This looks really good! Implementing a physically accurate free surface fluid model (Volume-of-Fluid in lattice Boltzmann) was one of the hardest things I've ever done. Literature is full of errors and one particular paper with wrong equations did cost me months. But in the end it was all worth it and I could significantly improve the state-of-the-art method on GPU.
Wow! This is very impressive! I do remember times when I did try to write code to simulate fluid using navier stokes / finite elements in University 20 years ago and it took more than year to make things stable for simple setups.
These tutorials are amazing! Compared to the traditional paper, using videos, interactive demos and code samples really improves the accessibility of physics simulations, which can be a very hard topic to get into. Thank you so much for doing these tutorials Matthias, very inspiring both from a coding and teaching perspective.
Awesome video as always! I'd love to see you cover the shallow water equations for simulating a fluid surface. Can produce some convincing results too!
11 месяцев назад
Awesome simulator. Thank you very much. Greetings from Popayan, Colombia.
I experimented with the project and added a fixed obstacle 90% of the way across the middle of the page and generated water particles above it. The problem I have is the solid obstacle leaks. While most water runs to the end of the obstacle and falls to the lower chamber. a significant fraction falls as 'rain' from the bottom of the obstacle. Is there any easy way to stop the leaks? I think the same is happening with the round obstacle as well.
Great video as always. Is the k*(rho - rho_0) term a standard trick? I don't believe I've seen it before in FLIP solvers. It seems like it wouldn't actually converge in the limit to the zero divergence solution unless all local particle densities converge to the global average particle density. Would you use it like this in practice with fixed k (your code seems to use k = 1) or would you drive k to zero over multiple solver iterations so as to avoid this seemingly non-physical behavior? Thanks!
Very good question. Fighting volume loss in fluid simulation is a difficult problem. Many methods have been proposed. I should have mentioned that mine isn't the final answer. It has the problems at the boundaries for instance as sph or pbf methods have due to the fact that the density is too small there. 10 minutes are too short to discuss this field but maybe I will do a separate tutorial on this interesting subject.
@@TenMinutePhysics But isn't the lower densities at the fluid edges what creates surface tension in real-life fluids? It appears so from the simulations I have implemented over the years.
Nice approach using the same grid, but it doesn't mean you have to ignore the gas cells! I just assume fluid velocity has a larger weight than gas and combine them wherever the fluid goes. Accuracy and speed is always a tradeoff, but it is possible to compromise to keep average error low and give plenty of room to make it very, very fast and highly parallel. For example, boundary condition correction can be quite heretical without sacrificing much visual fidelity, which sounds horrible, but it's a simple as something similar to signed distance field, but in a texture that can be sampled and added to position. I researched all of this and well, I'm no Carmack :D. It all depends on your objective.
Is there any way to combine this with XPBD or use some of the lessons of XPBD together with FLIP? How about combining simulations of solids and fluids? Let's say you want to simulate some boats on top of the ocean, but the boats should have some small swimming pools within themself, and some toy boats in the swimming pool. How would one simulate all of this together knowing what we know about XPBD?
Your explanations are so clear! Can you give us a clue on how to incorporate the effect of forced convection (wind) on the surface of the fluid? Thank you! 🎉🎉❤❤
Why deal with multiple particles in a grid cell, just deal with density, pressure and momentum to get a velocity, then your grid is the resolution and pressure is the color, for air and water separation you can add gravity to each cell and pull down based on density.
Has anyone looked at non-uniform grid update? I'd be interested to see how that breaks down, or if it happens to be useful. Not in terms of scale of the simulation, but like crazy ignoring the speed of sound globally and assuming it matters more locally.

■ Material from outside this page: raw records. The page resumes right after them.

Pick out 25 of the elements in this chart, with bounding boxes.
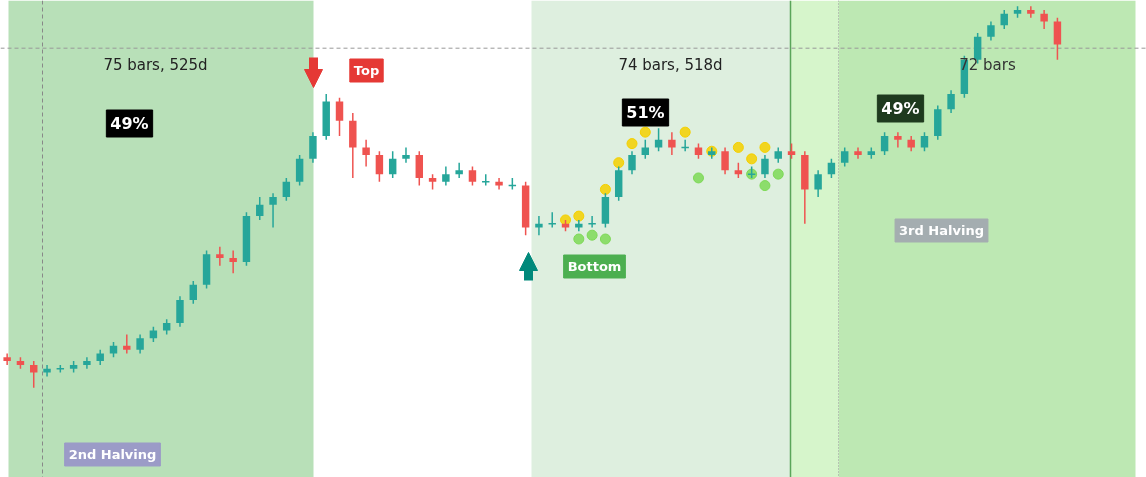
annotation: 49% — [110, 114, 149, 133]
point — [586, 229, 598, 241]
point — [732, 141, 744, 153]
point — [599, 183, 611, 195]
point — [746, 153, 758, 165]
annotation: 75 bars, 525d — [103, 55, 208, 74]
point — [679, 126, 691, 138]
annotation: 51% — [626, 103, 665, 122]
point — [692, 172, 704, 184]
point — [573, 210, 585, 222]
annotation: 3rd Halving — [899, 223, 984, 238]
annotation: 49% — [881, 99, 920, 118]
candlestick — [481, 173, 491, 187]
point — [626, 138, 638, 150]
annotation: Bottom — [567, 259, 622, 274]
point — [599, 233, 611, 245]
annotation: 74 bars, 518d — [618, 55, 723, 74]
point — [759, 141, 771, 153]
annotation: Top — [353, 63, 380, 78]
point — [772, 168, 784, 180]
point — [573, 233, 585, 245]
point — [639, 126, 651, 138]
text: 2nd Halving — [68, 447, 157, 462]
point — [759, 180, 771, 192]
point — [613, 157, 625, 169]
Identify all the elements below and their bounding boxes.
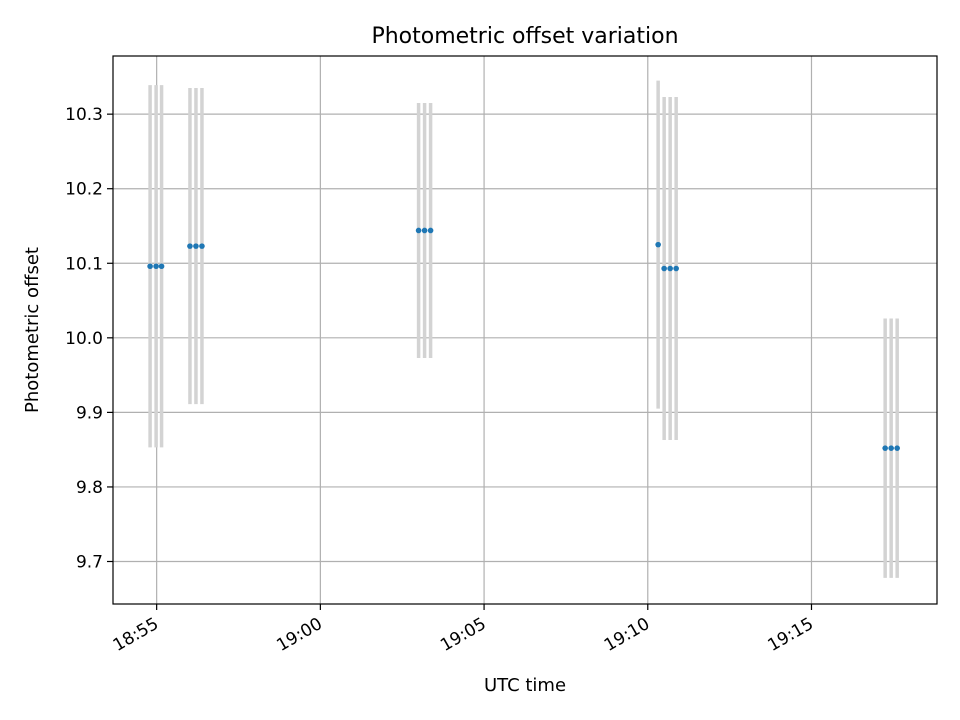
y-axis: 9.7 9.8 9.9 10.0 10.1 10.2 10.3: [65, 105, 113, 573]
data-point: [894, 445, 900, 451]
data-point: [888, 445, 894, 451]
y-tick-label: 9.9: [76, 403, 103, 423]
data-point: [199, 243, 205, 249]
data-point: [193, 243, 199, 249]
data-point: [147, 263, 153, 270]
data-point: [667, 265, 673, 272]
y-tick-label: 10.2: [65, 180, 103, 200]
y-tick-label: 9.8: [76, 478, 103, 498]
plot-frame: [112, 55, 938, 605]
y-tick-label: 10.1: [65, 254, 103, 274]
chart-title: Photometric offset variation: [371, 24, 678, 49]
data-point: [882, 445, 888, 451]
data-point: [158, 263, 165, 270]
y-axis-label: Photometric offset: [22, 247, 43, 413]
data-points: [147, 227, 900, 451]
y-tick-label: 10.3: [65, 105, 103, 125]
data-point: [661, 265, 667, 272]
data-point: [153, 263, 159, 270]
data-point: [415, 227, 422, 234]
data-point: [427, 227, 434, 234]
y-tick-label: 10.0: [65, 329, 103, 349]
x-axis-label: UTC time: [484, 675, 566, 696]
data-point: [421, 227, 428, 234]
data-point: [673, 265, 679, 272]
y-tick-label: 9.7: [76, 553, 103, 573]
grid: [113, 56, 937, 604]
plot-area: [113, 56, 937, 604]
data-point: [187, 243, 193, 249]
data-point: [655, 241, 661, 248]
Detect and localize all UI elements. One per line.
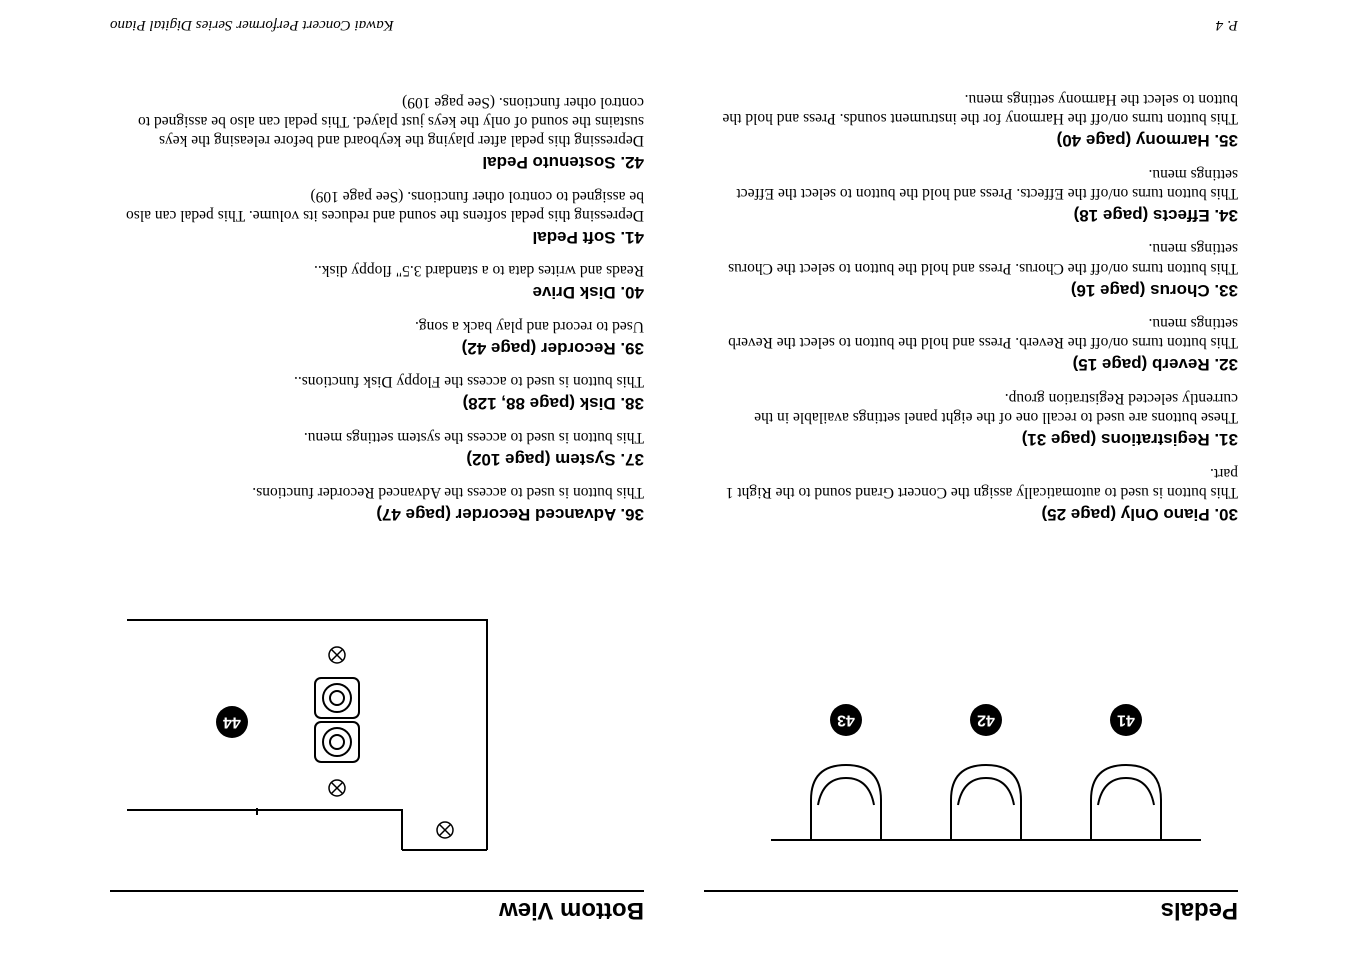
entry-body: This button turns on/off the Harmony for… (704, 90, 1238, 129)
pedals-section: Pedals (704, 544, 1238, 924)
entry-title: 30. Piano Only (page 25) (704, 504, 1238, 524)
entry-body: This button is used to access the Floppy… (110, 372, 644, 391)
manual-entry: 38. Disk (page 88, 128) This button is us… (110, 372, 644, 413)
entry-title: 31. Registrations (page 31) (704, 429, 1238, 449)
svg-text:43: 43 (837, 712, 855, 729)
entry-title: 36. Advanced Recorder (page 47) (110, 504, 644, 524)
entry-body: This button turns on/off the Reverb. Pre… (704, 314, 1238, 353)
entry-body: Used to record and play back a song. (110, 317, 644, 336)
entry-title: 37. System (page 102) (110, 449, 644, 469)
entry-title: 40. Disk Drive (110, 283, 644, 303)
diagrams-row: Pedals (110, 544, 1238, 924)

Definitely yes! I will do it for the 3d implementation. It is a bit trickier than using it for neighbor search because you have to handle hash collisions. Two cells must not end up in the same slot.
Vortices persist for a long time in reality in fluids with low viscosity. At airports, planes are forced to wait for the wingtip vortices of the prior departing plane to dissipate sufficiently before they are allowed to takeoff. When a really large plane takes off (which produces strong vortices), this delay can be on the order of minutes before it is safe for another plane to take off.
can you please consider refactoring the older liquid sim tutorial, it works great but I had hard time understanding it... I would suggest separating the code into smaller functions and descriptive variable names
So-called "incompressible" fluids aren't truly incompressible, as they manage to compress themselves under their own weight, more the deeper the fluid pool.